The woman who has accused Tampa Bay Buccaneers wide receiver Antonio Brown of sexual battery can subpoena the Buccaneers and two other NFL teams for which Brown played, a judge in Broward County, Fla., ruled.
The court ruling took place a month after attorneys representing Britney Taylor said they would seek all “correspondence, memoranda, communications, agreements, messages or other written documentation” from the Buccaneers, Pittsburgh Steelers, New England Patriots and now-Las Vegas Raiders regarding their professional relationships with Brown.

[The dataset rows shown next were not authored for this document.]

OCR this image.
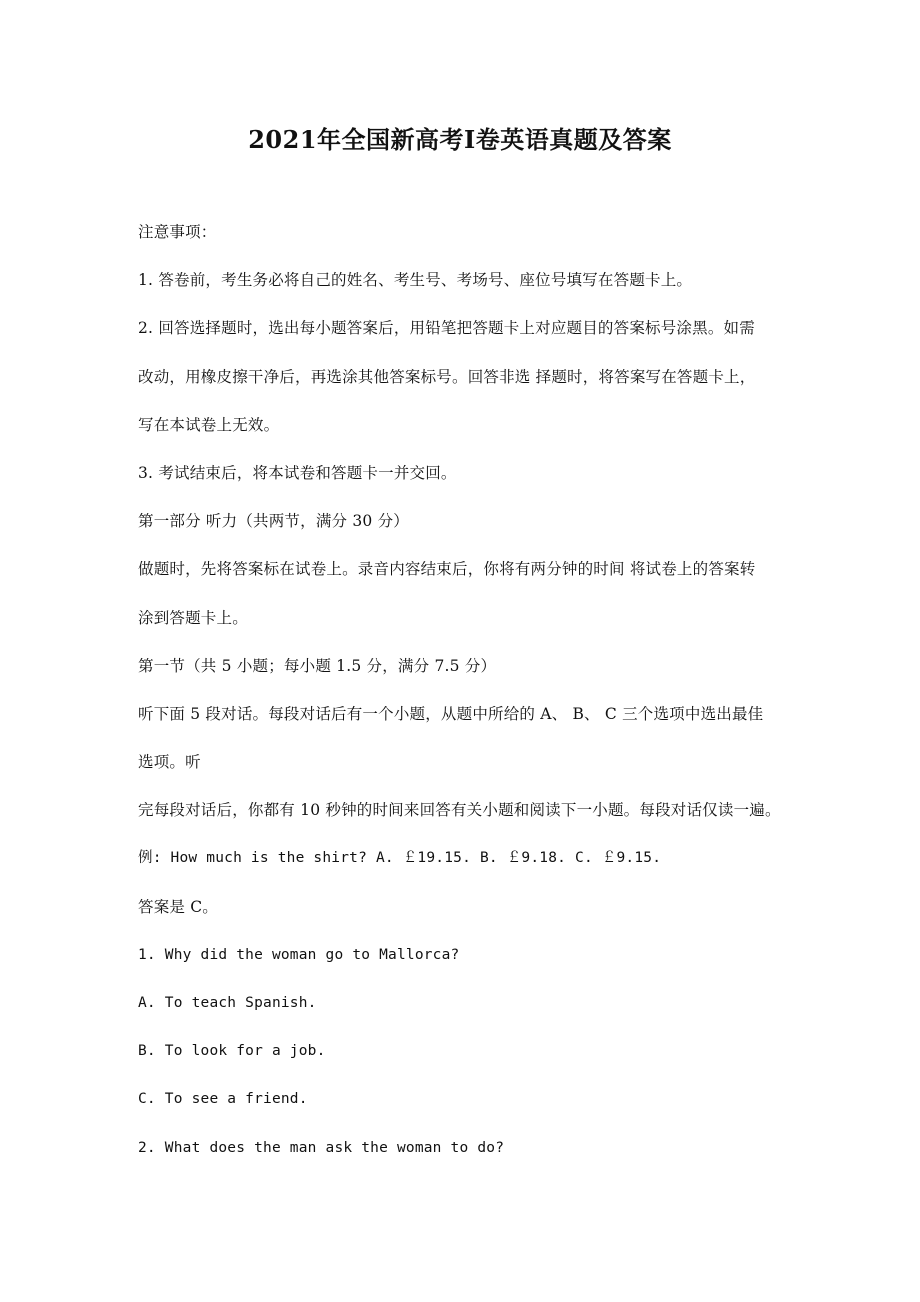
2021年全国新高考Ⅰ卷英语真题及答案
注意事项：
1. 答卷前，考生务必将自己的姓名、考生号、考场号、座位号填写在答题卡上。
2. 回答选择题时，选出每小题答案后，用铅笔把答题卡上对应题目的答案标号涂黑。如需
改动，用橡皮擦干净后，再选涂其他答案标号。回答非选 择题时，将答案写在答题卡上，
写在本试卷上无效。
3. 考试结束后，将本试卷和答题卡一并交回。
第一部分 听力（共两节，满分 30 分）
做题时，先将答案标在试卷上。录音内容结束后，你将有两分钟的时间 将试卷上的答案转
涂到答题卡上。
第一节（共 5 小题；每小题 1.5 分，满分 7.5 分）
听下面 5 段对话。每段对话后有一个小题，从题中所给的 A、 B、 C 三个选项中选出最佳
选项。听
完每段对话后，你都有 10 秒钟的时间来回答有关小题和阅读下一小题。每段对话仅读一遍。
例: How much is the shirt? A. ￡19.15. B. ￡9.18. C. ￡9.15.
答案是 C。
1. Why did the woman go to Mallorca?
A. To teach Spanish.
B. To look for a job.
C. To see a friend.
2. What does the man ask the woman to do?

Brown's attorneys objected, but to no avail. Instead, Judge Michael Robinson ruled that Taylor’s legal reps can issue the proposed subpoenas to the Bucs, Patriots and Raiders, as well as NFL Properties LLC.
The Steelers were left out because, as Robinson wrote, the timeframe is “overbroad and beyond the scope of relevant discovery.” Brown was one of the top receivers in the NFL during his run with the Steelers from 2010-2018.
"The case centers on accusations that Brown sexually assaulted Taylor, his former trainer, twice in 2017 and raped her the next year," the Tampa Tribune reported. "Brown has denied the allegations, saying in court filings that the encounters were consensual."
Brown and the Bucs defeated the Kansas City Chiefs in Super Bowl LV last month.